Карапузов я застал поздним вечером в глухом закоулке парка. Малыши втроём пинали очкарика. Веселье снимали на камеры мобильников.
Я свистнул, аж в ушах звякнуло. Начинающие тарантины не остановились и на секунду: мол, мы без пяти минут оскароносцы, а ты тут свистишь!
В каждом из трёх малышей – за центнер рыхлого сала. Пинали жирные карапузы тощего доходягу. Пацан извивался на земле, очки и зубы от кроссовок тарантин закрывал руками.
Я предложил малышам разойтись. Карапузы достали ножички. Инструменты для разделки кабаньих туш назвать перочинными ножичками я не смог, потому без зазрения совести разбил детишкам мордашки.
Всю минуту, что я общался с карапузами, очкарик оттирал от крови очки. На кой чёрт те стекляшки ему сдались? Лучше бы отполз от драки подальше.

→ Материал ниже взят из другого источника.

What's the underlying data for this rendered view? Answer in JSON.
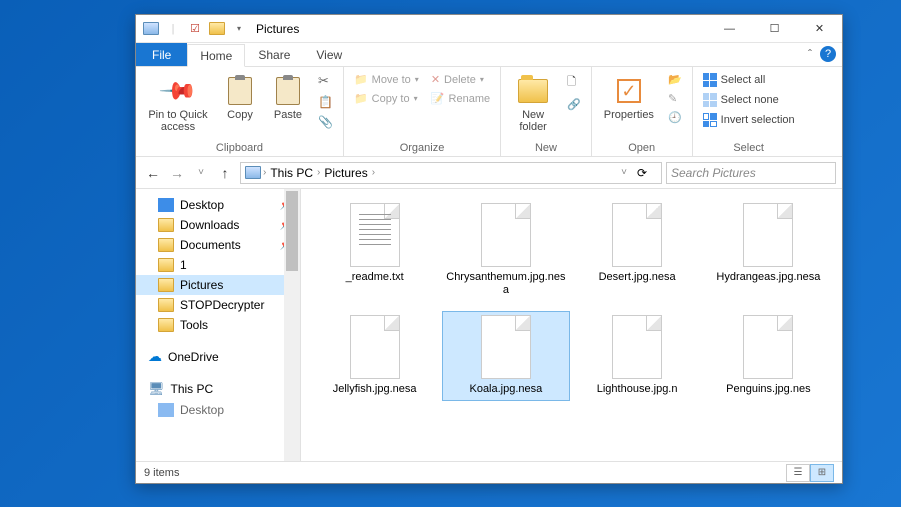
{
  "window": {
    "title": "Pictures",
    "controls": {
      "minimize": "—",
      "maximize": "☐",
      "close": "✕"
    }
  },
  "ribbon": {
    "file_tab": "File",
    "tabs": [
      "Home",
      "Share",
      "View"
    ],
    "active_tab": 0,
    "collapse": "ˆ",
    "help": "?",
    "groups": {
      "clipboard": {
        "label": "Clipboard",
        "pin": "Pin to Quick access",
        "copy": "Copy",
        "paste": "Paste",
        "cut": "Cut",
        "copy_path": "Copy path",
        "paste_shortcut": "Paste shortcut"
      },
      "organize": {
        "label": "Organize",
        "move_to": "Move to",
        "copy_to": "Copy to",
        "delete": "Delete",
        "rename": "Rename"
      },
      "new": {
        "label": "New",
        "new_folder": "New folder",
        "new_item": "New item",
        "easy_access": "Easy access"
      },
      "open": {
        "label": "Open",
        "properties": "Properties",
        "open": "Open",
        "edit": "Edit",
        "history": "History"
      },
      "select": {
        "label": "Select",
        "select_all": "Select all",
        "select_none": "Select none",
        "invert": "Invert selection"
      }
    }
  },
  "addressbar": {
    "crumbs": [
      "This PC",
      "Pictures"
    ],
    "search_placeholder": "Search Pictures"
  },
  "navpane": {
    "quick": [
      {
        "label": "Desktop",
        "type": "desktop",
        "pinned": true
      },
      {
        "label": "Downloads",
        "type": "folder",
        "pinned": true
      },
      {
        "label": "Documents",
        "type": "folder",
        "pinned": true
      },
      {
        "label": "1",
        "type": "folder",
        "pinned": false
      },
      {
        "label": "Pictures",
        "type": "folder",
        "pinned": false,
        "selected": true
      },
      {
        "label": "STOPDecrypter",
        "type": "folder",
        "pinned": false
      },
      {
        "label": "Tools",
        "type": "folder",
        "pinned": false
      }
    ],
    "onedrive": "OneDrive",
    "thispc": "This PC",
    "desktop2": "Desktop"
  },
  "files": [
    {
      "name": "_readme.txt",
      "type": "txt"
    },
    {
      "name": "Chrysanthemum.jpg.nesa",
      "type": "file"
    },
    {
      "name": "Desert.jpg.nesa",
      "type": "file"
    },
    {
      "name": "Hydrangeas.jpg.nesa",
      "type": "file"
    },
    {
      "name": "Jellyfish.jpg.nesa",
      "type": "file"
    },
    {
      "name": "Koala.jpg.nesa",
      "type": "file",
      "selected": true
    },
    {
      "name": "Lighthouse.jpg.n",
      "type": "file"
    },
    {
      "name": "Penguins.jpg.nes",
      "type": "file"
    }
  ],
  "statusbar": {
    "count": "9 items"
  }
}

Когда тарантины развалились кто где без сознания, я отфутболил трофеи – ножички и телефоны с записью бойни – подальше от толстяков, вызвал “скорую” и блюстителей.
Очкарик лежал на боку, дышал как побитая собака.
Я присел возле героя тарантиновых съёмок.
– Живой?
– Угу.
– Видать, ногами по морде ты раньше не получал.
– Откуда вы знаете?
– Ты не снял очки. Зря. Один удачный удар – и в твоих бестолковых глазах торчат осколки стёкол.
– Почему это в бестолковых?
– Не видят, куда ведут. Какого чёрта ты полез сюда, в самый глухой угол парка?
Очкарик упёрся локтем в землю, попытался встать, вскрикнул, схватился за грудь, упал на спину. Я ощупал птичью грудь очкарика. Вместо ребра нашёл мягкий провал.
В надежде подсластить пилюлю я улыбнулся.
– Не шевелись, боец. “Скорая” приедет – тогда и разомнёшься. Похоже, у тебя перелом ребра, причём паршивый. Будешь дёргаться – обломок пробьёт лёгкое.
– Я умру?
– Лежи смирно, и будешь жить сто лет.
– Больно в груди.
– Не обращай внимания.
– Говорить – не камни ворочать.
– Держи хвост пистолетом. Сирену слышишь? Наверное, по твою душу.
– Первый раз вижу, чтобы “скорая” приезжала так быстро.
– Это не “скорая”. Милиция.
– Как вовремя! Где они были раньше?
– Учились на предсказателей. Кто ж знал, что ты на ночь глядя попрёшься в парк, да ещё в самый глухой угол? Это при твоих-то мощных бицепсах!
– Вы тоже не Шварц, а в глухой уголок пошли.
– Я этих троих раскидал, а ты – нет.
– Да, дерётесь вы как в кино. Где же милиция?
– Значит, та сирена выла не для тебя. Подождём.
Я снял на мобильник место происшествия и разбитые морды жирной троицы, скопировал видеофайлы с трубок киноделов на свою.
Затрещали сучки. Я оглянулся. Из-за кустов на полянку вышли двое в форме – коротышка и долговязый – с дубинками наперевес. Я повернулся к очкарику, улыбнулся.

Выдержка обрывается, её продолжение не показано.